The appetite for Chinese equities has been reflected in demand for the country’s bond ETFs: the $12.1bn iShares China CNY Bond Ucits ETF (CNYB) has Europe’s second-largest fixed-income ETF just two years after its launch, according to demand data.

 The fortunes of China-focused ETFs contrast with those of the bigger emerging market world. In recent months, money has been flowing into broad global emerging market equity ETFs slower, with funds from other regions or single countries taking centre stage.

 “Emerging markets are experiencing more long-lasting damage as a result of the Covid-19-related activity decline and recession,” added Chedid. “They aren’t returning in the same way as developed markets. As a whole, it appears to be more difficult, so ETF investors are going deeper.”

 According to Alexander Elder, Brazil has been an underperformer, with the MSCI Brazil index down 21.6 percent year-to-date in dollar terms, so some speculators may be betting on it bottoming out.
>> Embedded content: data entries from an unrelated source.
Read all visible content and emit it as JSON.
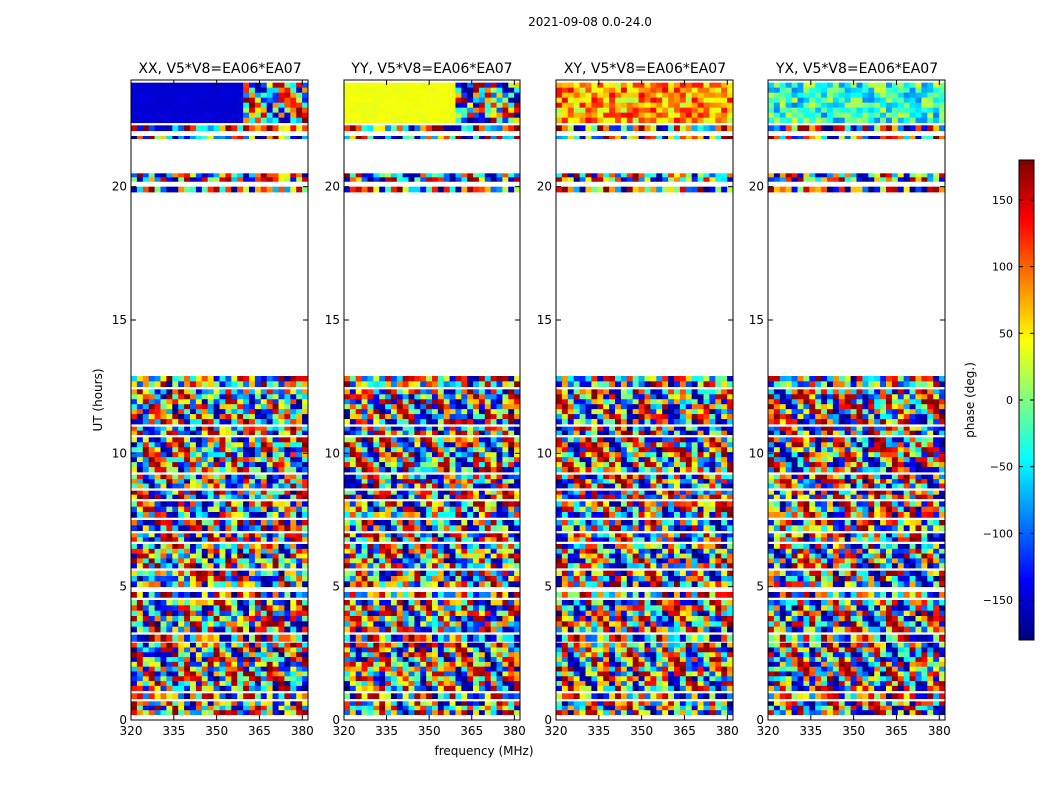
{
  "chart_data": {
    "type": "heatmap",
    "suptitle": "2021-09-08 0.0-24.0",
    "xlabel": "frequency (MHz)",
    "ylabel": "UT (hours)",
    "xlim": [
      320,
      382
    ],
    "ylim": [
      0,
      24
    ],
    "xticks": [
      320,
      335,
      350,
      365,
      380
    ],
    "yticks": [
      0,
      5,
      10,
      15,
      20
    ],
    "panels": [
      {
        "title": "XX, V5*V8=EA06*EA07",
        "pol": "XX",
        "band_phase_deg": -150
      },
      {
        "title": "YY, V5*V8=EA06*EA07",
        "pol": "YY",
        "band_phase_deg": 40
      },
      {
        "title": "XY, V5*V8=EA06*EA07",
        "pol": "XY",
        "band_phase_deg": 100
      },
      {
        "title": "YX, V5*V8=EA06*EA07",
        "pol": "YX",
        "band_phase_deg": -40
      }
    ],
    "colorbar": {
      "label": "phase (deg.)",
      "range": [
        -180,
        180
      ],
      "ticks": [
        150,
        100,
        50,
        0,
        -50,
        -100,
        -150
      ],
      "tick_labels": [
        "150",
        "100",
        "50",
        "0",
        "−50",
        "−100",
        "−150"
      ],
      "colormap": "jet"
    },
    "data_intervals_ut_hours": [
      [
        0.2,
        0.7
      ],
      [
        0.8,
        1.0
      ],
      [
        1.1,
        2.9
      ],
      [
        2.95,
        3.2
      ],
      [
        3.3,
        4.5
      ],
      [
        4.6,
        4.8
      ],
      [
        5.0,
        5.6
      ],
      [
        5.7,
        6.6
      ],
      [
        6.7,
        7.0
      ],
      [
        7.1,
        7.5
      ],
      [
        7.6,
        8.2
      ],
      [
        8.3,
        8.6
      ],
      [
        8.7,
        9.2
      ],
      [
        9.3,
        10.6
      ],
      [
        10.7,
        11.0
      ],
      [
        11.1,
        12.4
      ],
      [
        12.5,
        12.9
      ],
      [
        19.8,
        20.0
      ],
      [
        20.2,
        20.5
      ],
      [
        21.8,
        21.9
      ],
      [
        22.1,
        22.3
      ],
      [
        22.4,
        23.9
      ]
    ]
  }
}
 While one might think that Italian equities would maintain a positive tone, according to Bartolini’s data, single-country EM equity portfolios had net outflows of almost $2 billion in 2018, aside from the $13 billion inflow into Chinese funds.

 Instead, he observed indications of sectoral allocation, with $77 billion invested in largely cyclical sectors such as financials, energy, and real estate this year — a trend that is now reversing with defensive industries like healthcare and consumer staples coming back in vogue as investors finally price in expectations of a developed world monetary tightening.